4. Dewan tidak memiliki kepemimpinan dewan independen.
Berdasarkan Pasal 92 ayat (1) UU No 40 Tahun 2007 tentang Perseroan Terbatas tugas Direksi adalah menjalankan pengurusan Perseroan untuk kepentingan Perseroan dan sesuai dengan maksud dan tujuan Perseroan. Direksi PT dapat terdiri atas 1 orang atau lebih. Sedangkan, tugas dari Dewan Komisaris adalah melakukan pengawasan atas kebijakan pengurusan, jalannya pengurusan pada umumnya, baik mengenai Perseroan maupun usaha Perseroan, dan memberi nasihat kepada Direksi (Pasal 108 ayat [1] UUPT). Dewan Komisaris dapat terdiri dari 1 (satu) orang atau lebih (Pasal 108 ayat [3] UUPT).
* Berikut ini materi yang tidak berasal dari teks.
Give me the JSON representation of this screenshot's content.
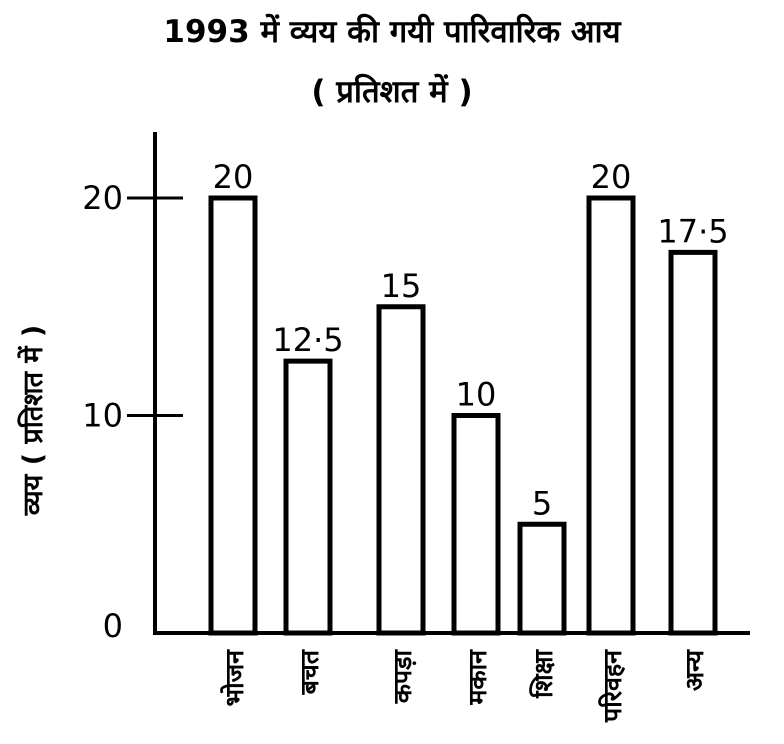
{
  "chart_data": {
    "type": "bar",
    "title": "1993 में व्यय की गयी पारिवारिक आय",
    "subtitle": "( प्रतिशत में )",
    "ylabel": "व्यय ( प्रतिशत में )",
    "xlabel": "",
    "categories": [
      "भोजन",
      "बचत",
      "कपड़ा",
      "मकान",
      "शिक्षा",
      "परिवहन",
      "अन्य"
    ],
    "values": [
      20,
      12.5,
      15,
      10,
      5,
      20,
      17.5
    ],
    "value_labels": [
      "20",
      "12·5",
      "15",
      "10",
      "5",
      "20",
      "17·5"
    ],
    "yticks": [
      0,
      10,
      20
    ],
    "ytick_labels": [
      "0",
      "10",
      "20"
    ],
    "ylim": [
      0,
      21
    ],
    "grid": false,
    "bar_fill": "#ffffff",
    "bar_stroke": "#000000"
  }
}
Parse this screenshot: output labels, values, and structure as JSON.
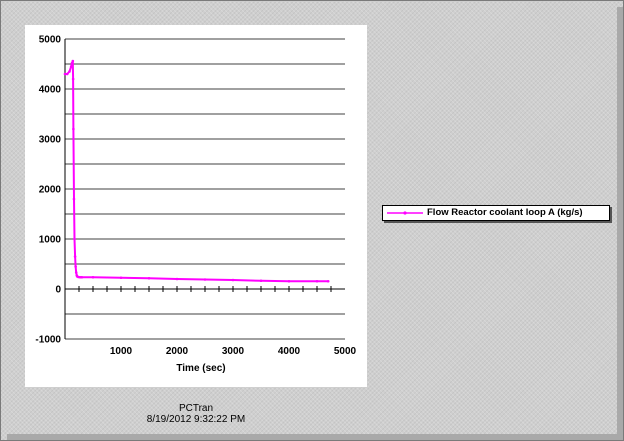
{
  "colors": {
    "series": "#ff00ff",
    "window_bg": "#cfcfcf"
  },
  "footer": {
    "app_name": "PCTran",
    "timestamp": "8/19/2012 9:32:22 PM"
  },
  "chart_data": {
    "type": "line",
    "xlabel": "Time (sec)",
    "ylabel": "",
    "xlim": [
      0,
      5000
    ],
    "ylim": [
      -1000,
      5000
    ],
    "x_ticks": [
      1000,
      2000,
      3000,
      4000,
      5000
    ],
    "y_ticks": [
      -1000,
      0,
      1000,
      2000,
      3000,
      4000,
      5000
    ],
    "grid": "horizontal",
    "legend_position": "right",
    "series": [
      {
        "name": "Flow Reactor coolant loop A (kg/s)",
        "color": "#ff00ff",
        "x": [
          0,
          40,
          80,
          110,
          125,
          140,
          145,
          150,
          160,
          170,
          180,
          190,
          200,
          210,
          220,
          240,
          270,
          300,
          500,
          1000,
          1500,
          2000,
          2500,
          3000,
          3500,
          4000,
          4500,
          4700
        ],
        "y": [
          4300,
          4300,
          4350,
          4450,
          4520,
          4560,
          4200,
          3200,
          1800,
          1000,
          650,
          450,
          330,
          270,
          250,
          240,
          235,
          235,
          235,
          225,
          215,
          200,
          190,
          180,
          165,
          155,
          155,
          155
        ]
      }
    ]
  }
}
Bila melihat dua ketentuan mengenai Direksi dan Dewan Komisaris tersebut, sudah dapat diketahui bahwa tugas utama Direksi adalah melakukan pengurusan PT, sedangkan tugas utama Dewan Komisaris adalah melakukan pengawasan atas pengurusan PT. Jika di dalam suatu PT Direksi merangkap sebagai Dewan Komisaris, terlebih lagi bila dipegang oleh satu orang, maka akan berakibat munculnya benturan kepentingan. Benturan kepentingan ini karena jalannya pengurusan PT dikhawatirkan tidak terkendali sebab kewenangan untuk melakukan pengawasan dan pengurusan dipegang oleh orang yang sama. Kaitannya dalam kasus Satyam, meskipun posisi Direksi dan Komisaris dipegang oleh orang yang berbeda, namun kedua posisi tersebut diduduki oleh bersaudara yang memiliki kepentingan utama dalam perusahaan dan anggota manajemen. Penyalahgunaan wewenang dan sistem pengendalian internal Satyam yang lemah. Hal ini menjadi salah satu faktor yang memungkinkan kasus fraud Satyam terjadi.
Kasus kecurangan yang menyangkut masalah praktek tranparansi dan akuntabilitas pelaporan keuangan perusahaan harus mendorong profesi akuntan, pengguna laporan keuangan, dan pemerintah memberikan perhatian yang serius terhadap pentingnya keberadaan komite audit dan mekanisme gcg menjadi suatu kebutuhan di dunia bisnis sebagai barometer akuntabilitas dari suatu perusahaan.